Here, attention should be paid to a case where original data is deleted. In this case, original video data is erased, and corresponding feature amount data may be desired to be deleted. However, in such a case, feature amount information corresponding to duplicated video data is erased. Therefore, most desirably, when video data is deleted, the feature amount information of the video data is correctly associated with the duplicated video data.

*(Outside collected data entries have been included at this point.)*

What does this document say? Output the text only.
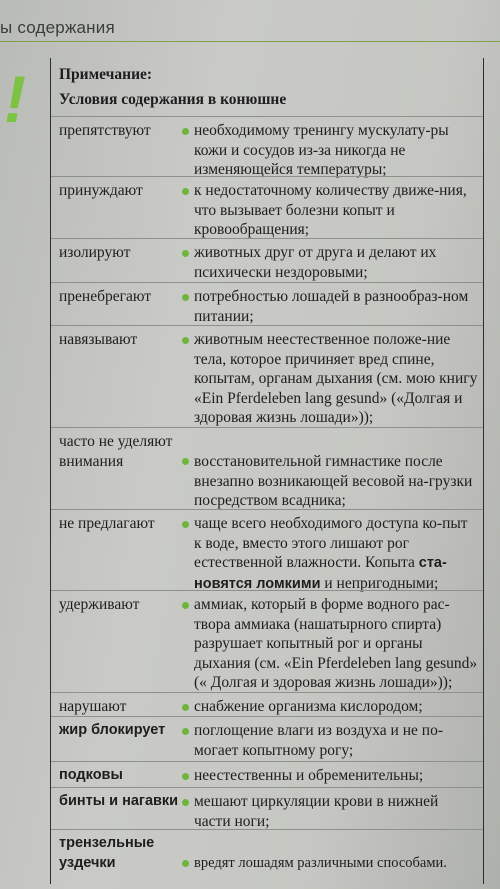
ы содержания
!	Примечание:
Условия содержания в конюшне
препятствуют	необходимому тренингу мускулату-ры кожи и сосудов из-за никогда не изменяющейся температуры;
принуждают	к недостаточному количеству движе-ния, что вызывает болезни копыт и кровообращения;
изолируют	животных друг от друга и делают их психически нездоровыми;
пренебрегают	потребностью лошадей в разнообраз-ном питании;
навязывают	животным неестественное положе-ние тела, которое причиняет вред спине, копытам, органам дыхания (см. мою книгу «Ein Pferdeleben lang gesund» («Долгая и здоровая жизнь лошади»));
часто не уделяют внимания	восстановительной гимнастике после внезапно возникающей весовой на-грузки посредством всадника;
не предлагают	чаще всего необходимого доступа ко-пыт к воде, вместо этого лишают рог естественной влажности. Копыта ста-новятся ломкими и непригодными;
удерживают	аммиак, который в форме водного рас-твора аммиака (нашатырного спирта) разрушает копытный рог и органы дыхания (см. «Ein Pferdeleben lang gesund» (« Долгая и здоровая жизнь лошади»));
нарушают	снабжение организма кислородом;
жир блокирует	поглощение влаги из воздуха и не по-могает копытному рогу;
подковы	неестественны и обременительны;
бинты и нагавки	мешают циркуляции крови в нижней части ноги;
трензельные уздечки	вредят лошадям различными способами.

Note that, in the case of moving image retrieval in which a feature amount of video data is used as described above, the same video pieces should be considered as a single piece of video. Therefore, duplicates for which the original image is present are previously excluded from retrieval targets. It is considered that some duplicates have degraded image quality, and it is desirable to use original data. In other words, if duplicated video data is excluded from retrieval targets, the possibility that original data having higher image quality than that of duplicated video data is retrieval can be improved.

As described above, the video data management apparatus of the present invention generates an icon from a feature amount of video data, and this icon can be used for retrieval. Also, when the icon is used during normal reproduction and the like, the correspondence between the icon and the video can be presented to the user in an easily recognizable manner, resulting in moving image retrieval that can be considerably easily used.

Therefore, the video data management apparatus of the present invention is particularly effective to moving image retrieval that can be easily understood by the user, in a video recording/reproduction apparatus.